Before coming to Yale I thought I’d heard everything I needed to know about so called “T.A.’s” in college – the grumpy, incompetent, and impossible to understand graduate students who would be teaching all of my classes – and resolved to avoid them at all costs. After my first semester I realized that this generalization was far from the truth at Yale.

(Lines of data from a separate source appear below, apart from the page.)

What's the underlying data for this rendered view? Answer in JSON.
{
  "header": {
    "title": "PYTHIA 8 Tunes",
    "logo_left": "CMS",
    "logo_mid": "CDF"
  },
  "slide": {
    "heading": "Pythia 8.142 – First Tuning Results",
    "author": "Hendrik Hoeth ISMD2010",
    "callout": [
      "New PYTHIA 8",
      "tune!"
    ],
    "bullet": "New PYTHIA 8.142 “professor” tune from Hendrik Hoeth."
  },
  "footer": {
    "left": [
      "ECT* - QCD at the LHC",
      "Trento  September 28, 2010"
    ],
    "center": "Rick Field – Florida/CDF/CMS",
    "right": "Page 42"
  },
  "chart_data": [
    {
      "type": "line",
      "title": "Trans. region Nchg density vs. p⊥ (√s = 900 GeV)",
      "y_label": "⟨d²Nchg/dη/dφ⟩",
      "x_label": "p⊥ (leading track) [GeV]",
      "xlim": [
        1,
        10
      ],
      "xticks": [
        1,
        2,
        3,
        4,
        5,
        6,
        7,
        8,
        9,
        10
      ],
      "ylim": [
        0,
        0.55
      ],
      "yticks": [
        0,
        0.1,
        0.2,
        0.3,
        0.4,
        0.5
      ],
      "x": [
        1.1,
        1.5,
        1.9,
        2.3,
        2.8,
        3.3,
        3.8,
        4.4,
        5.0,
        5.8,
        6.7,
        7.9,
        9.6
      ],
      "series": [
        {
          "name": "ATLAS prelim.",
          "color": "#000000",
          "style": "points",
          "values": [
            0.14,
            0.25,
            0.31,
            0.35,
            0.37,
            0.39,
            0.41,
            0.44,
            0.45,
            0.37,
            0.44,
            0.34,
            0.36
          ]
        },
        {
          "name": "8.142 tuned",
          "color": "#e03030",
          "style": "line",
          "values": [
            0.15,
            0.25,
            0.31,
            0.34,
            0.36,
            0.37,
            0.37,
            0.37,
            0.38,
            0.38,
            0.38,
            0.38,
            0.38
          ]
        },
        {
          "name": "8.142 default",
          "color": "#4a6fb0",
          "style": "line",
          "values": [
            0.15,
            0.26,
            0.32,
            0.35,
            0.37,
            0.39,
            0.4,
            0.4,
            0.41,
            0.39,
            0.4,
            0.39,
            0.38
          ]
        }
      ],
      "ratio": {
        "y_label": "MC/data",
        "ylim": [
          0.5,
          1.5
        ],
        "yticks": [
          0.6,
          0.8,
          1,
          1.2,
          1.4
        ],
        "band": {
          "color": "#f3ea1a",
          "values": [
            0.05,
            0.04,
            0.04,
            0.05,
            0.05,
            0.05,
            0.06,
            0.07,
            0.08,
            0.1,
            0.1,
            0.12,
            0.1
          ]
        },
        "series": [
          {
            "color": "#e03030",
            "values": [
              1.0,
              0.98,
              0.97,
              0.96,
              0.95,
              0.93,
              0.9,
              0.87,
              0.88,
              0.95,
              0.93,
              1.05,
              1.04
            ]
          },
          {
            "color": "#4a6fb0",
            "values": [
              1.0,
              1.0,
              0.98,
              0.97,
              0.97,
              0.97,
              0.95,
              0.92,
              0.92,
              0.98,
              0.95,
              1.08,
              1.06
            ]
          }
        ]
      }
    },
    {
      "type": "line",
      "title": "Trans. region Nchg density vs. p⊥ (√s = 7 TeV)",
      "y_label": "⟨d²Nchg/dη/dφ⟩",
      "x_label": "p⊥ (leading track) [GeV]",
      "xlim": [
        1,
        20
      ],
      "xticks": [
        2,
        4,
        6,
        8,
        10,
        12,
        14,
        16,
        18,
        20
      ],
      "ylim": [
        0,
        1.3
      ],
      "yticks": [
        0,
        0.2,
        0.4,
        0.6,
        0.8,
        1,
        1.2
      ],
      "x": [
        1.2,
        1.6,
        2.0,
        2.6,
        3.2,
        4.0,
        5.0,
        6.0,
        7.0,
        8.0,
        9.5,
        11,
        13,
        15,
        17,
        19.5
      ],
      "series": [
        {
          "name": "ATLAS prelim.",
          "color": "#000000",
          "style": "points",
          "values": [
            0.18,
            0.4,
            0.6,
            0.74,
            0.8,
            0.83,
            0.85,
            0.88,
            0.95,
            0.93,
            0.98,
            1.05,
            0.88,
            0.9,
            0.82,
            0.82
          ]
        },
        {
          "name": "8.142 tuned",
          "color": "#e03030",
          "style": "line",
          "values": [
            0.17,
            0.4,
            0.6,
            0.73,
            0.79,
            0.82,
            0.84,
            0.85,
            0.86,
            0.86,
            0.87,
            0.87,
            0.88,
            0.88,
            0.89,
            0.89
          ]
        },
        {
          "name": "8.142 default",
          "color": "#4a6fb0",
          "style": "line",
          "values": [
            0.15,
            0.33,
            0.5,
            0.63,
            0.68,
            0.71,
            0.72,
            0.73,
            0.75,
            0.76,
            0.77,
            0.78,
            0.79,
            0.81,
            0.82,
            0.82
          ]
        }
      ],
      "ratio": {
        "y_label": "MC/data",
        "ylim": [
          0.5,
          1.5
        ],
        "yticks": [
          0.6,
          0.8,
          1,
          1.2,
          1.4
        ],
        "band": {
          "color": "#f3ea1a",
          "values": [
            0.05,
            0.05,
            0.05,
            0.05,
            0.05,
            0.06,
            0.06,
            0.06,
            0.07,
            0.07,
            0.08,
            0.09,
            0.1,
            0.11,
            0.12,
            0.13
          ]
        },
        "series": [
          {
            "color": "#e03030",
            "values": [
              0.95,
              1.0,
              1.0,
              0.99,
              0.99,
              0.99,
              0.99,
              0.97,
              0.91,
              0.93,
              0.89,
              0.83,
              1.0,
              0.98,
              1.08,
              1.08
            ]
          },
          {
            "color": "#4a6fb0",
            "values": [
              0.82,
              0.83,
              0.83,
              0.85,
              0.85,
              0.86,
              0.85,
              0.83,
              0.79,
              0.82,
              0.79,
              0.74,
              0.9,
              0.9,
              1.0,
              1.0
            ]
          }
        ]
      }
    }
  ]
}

Here, all undergraduate classes are taught by professors, and we don’t have Teaching Assistants. The incredible resource we do have is a group of highly qualified Teaching Fellows (T.F.) who offer supplementary sections for larger lecture courses. That way I can go over material presented in lecture and do practice exercises in a small class environment of 10-20 students.
Yale’s School of Medicine
For example, my T.F. for Intro Biology, Barbara Chaiyachati, is an M.D. / PhD candidate at the Yale School of Medicine. She studies epigenetics and is currently in a social work program studying child abuse prevention. One night, I stayed after section to ask Barbara about her work, and what a pre-med student like me could do to learn more about M.D. / PhD programs. She could have ignored me or hustled home and asked me to email her my questions. Instead, she invited me to come tour the Medical School with her, see her lab, and even introduced me to the Dean of Admissions. This summer I’m planning to work at the Haven Free Clinic, a free medical clinic run by Yale medical students and undergraduates, as a translator – all thanks to Barbara.
Check out the HAVEN Free Clinic by clicking the logo above.
Even though Barbara’s not my T.F. anymore, she still emails me and the rest of our section offering to meet up over lunch or coffee to talk about options for the future. She has been so influential in my first semester here that I can’t believe I came into Yale expecting what I did.